Fed: Australia notches up $7.78 million at box office to date
By Alyssa Braithwaite and Peter Mitchell01 Dec 2008 4:49 PM
SYDNEY, Dec 1 AAP - Aussies flocked to see Nicole Kidman and Hugh Jackman in Baz Luhrmann's epic Australia at the weekend, making it the number one film in the country.
Australia grossed $6.37 million at the box office on its opening weekend (Thursday to Sunday), bumping the latest James Bond movie Quantum of Solace to second place with $4.22 million.
Including its opening day and preview ticket sales, Australia has notched up $7.78 million to date, figures from Nielsen EDI show.
It is the most successful local film of 2008, easily beating the $2.3 million The Black Balloon pulled in during its entire cinema release.
But it failed to reach the $11.8 million benchmark set by Quantum of Solace in its first five days.
While Australians appear to have embraced the outback romance, the film failed to ignite much interest over a busy Thanksgiving long weekend in US and Canadian theatres.
Australia managed to scrape into fifth place at the North American box office, with $US20 million ($A30.4 million) in earnings.
Audiences instead filled cinemas showing the Reese Witherspoon-Vince Vaughn comedy, Four Holidays, which took $US46.7 million ($A71 million) from Wednesday to Sunday, easily claiming first place.
Four Holidays, with Witherspoon and Vaughn playing a yuppie couple forced to spend Christmas with their four divorced parents, opens in Australian theatres on Thursday.
The uninspiring US opening for Australia will likely damage the Oscar prospects for Kidman, Jackman and director-producer-screenwriter Luhrmann.
It has also left industry analysts wondering if the Hollywood studio backing the film, Rupert Murdoch's Twentieth Century Fox, will make money on its huge, four-year investment.
The studio will be hoping the film performs strongly in Europe and Asia.
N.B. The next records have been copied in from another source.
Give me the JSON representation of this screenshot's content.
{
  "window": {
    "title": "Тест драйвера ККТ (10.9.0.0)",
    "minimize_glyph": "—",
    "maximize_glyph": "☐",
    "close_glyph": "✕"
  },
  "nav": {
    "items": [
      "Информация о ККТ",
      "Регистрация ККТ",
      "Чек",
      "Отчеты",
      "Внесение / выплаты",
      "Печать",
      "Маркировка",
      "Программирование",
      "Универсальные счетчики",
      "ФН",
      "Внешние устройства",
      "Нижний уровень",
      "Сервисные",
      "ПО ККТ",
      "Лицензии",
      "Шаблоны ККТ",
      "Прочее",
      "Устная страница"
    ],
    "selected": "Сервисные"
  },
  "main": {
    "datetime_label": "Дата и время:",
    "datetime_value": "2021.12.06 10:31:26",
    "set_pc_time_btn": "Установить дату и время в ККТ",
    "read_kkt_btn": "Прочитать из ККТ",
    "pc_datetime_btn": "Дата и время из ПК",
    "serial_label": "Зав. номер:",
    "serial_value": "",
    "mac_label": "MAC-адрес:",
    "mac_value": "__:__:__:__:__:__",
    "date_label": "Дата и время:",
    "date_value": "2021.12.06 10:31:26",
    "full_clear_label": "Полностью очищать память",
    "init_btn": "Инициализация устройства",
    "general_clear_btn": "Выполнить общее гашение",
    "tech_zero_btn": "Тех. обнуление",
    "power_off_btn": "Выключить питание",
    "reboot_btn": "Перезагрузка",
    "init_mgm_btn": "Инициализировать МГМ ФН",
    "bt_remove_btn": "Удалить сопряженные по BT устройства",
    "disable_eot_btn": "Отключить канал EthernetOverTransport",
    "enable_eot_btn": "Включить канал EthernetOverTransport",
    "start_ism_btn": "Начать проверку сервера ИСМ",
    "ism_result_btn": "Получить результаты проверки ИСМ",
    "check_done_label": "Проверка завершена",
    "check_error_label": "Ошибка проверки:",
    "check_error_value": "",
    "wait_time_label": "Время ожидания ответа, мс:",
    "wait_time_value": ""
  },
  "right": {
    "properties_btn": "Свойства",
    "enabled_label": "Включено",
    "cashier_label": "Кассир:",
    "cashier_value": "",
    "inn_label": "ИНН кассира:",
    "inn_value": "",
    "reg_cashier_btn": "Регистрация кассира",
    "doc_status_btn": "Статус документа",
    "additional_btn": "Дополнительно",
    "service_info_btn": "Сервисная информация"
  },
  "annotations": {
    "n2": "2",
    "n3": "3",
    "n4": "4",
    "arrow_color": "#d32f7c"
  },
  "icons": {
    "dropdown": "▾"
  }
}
The epic opens in most European countries on Christmas Day, and in Japan in February.
"Given the cost of the massive production - the studio kicked in $US78 million ($A118.6 million) of the $US130 million ($A197.6 million) budget - the Baz Luhrmann-directed film will need strong legs and spectacular international grosses in order to break even," Hollywood box office analyst Gitesh Pandya, of boxofficeguru.com, wrote in his weekly report.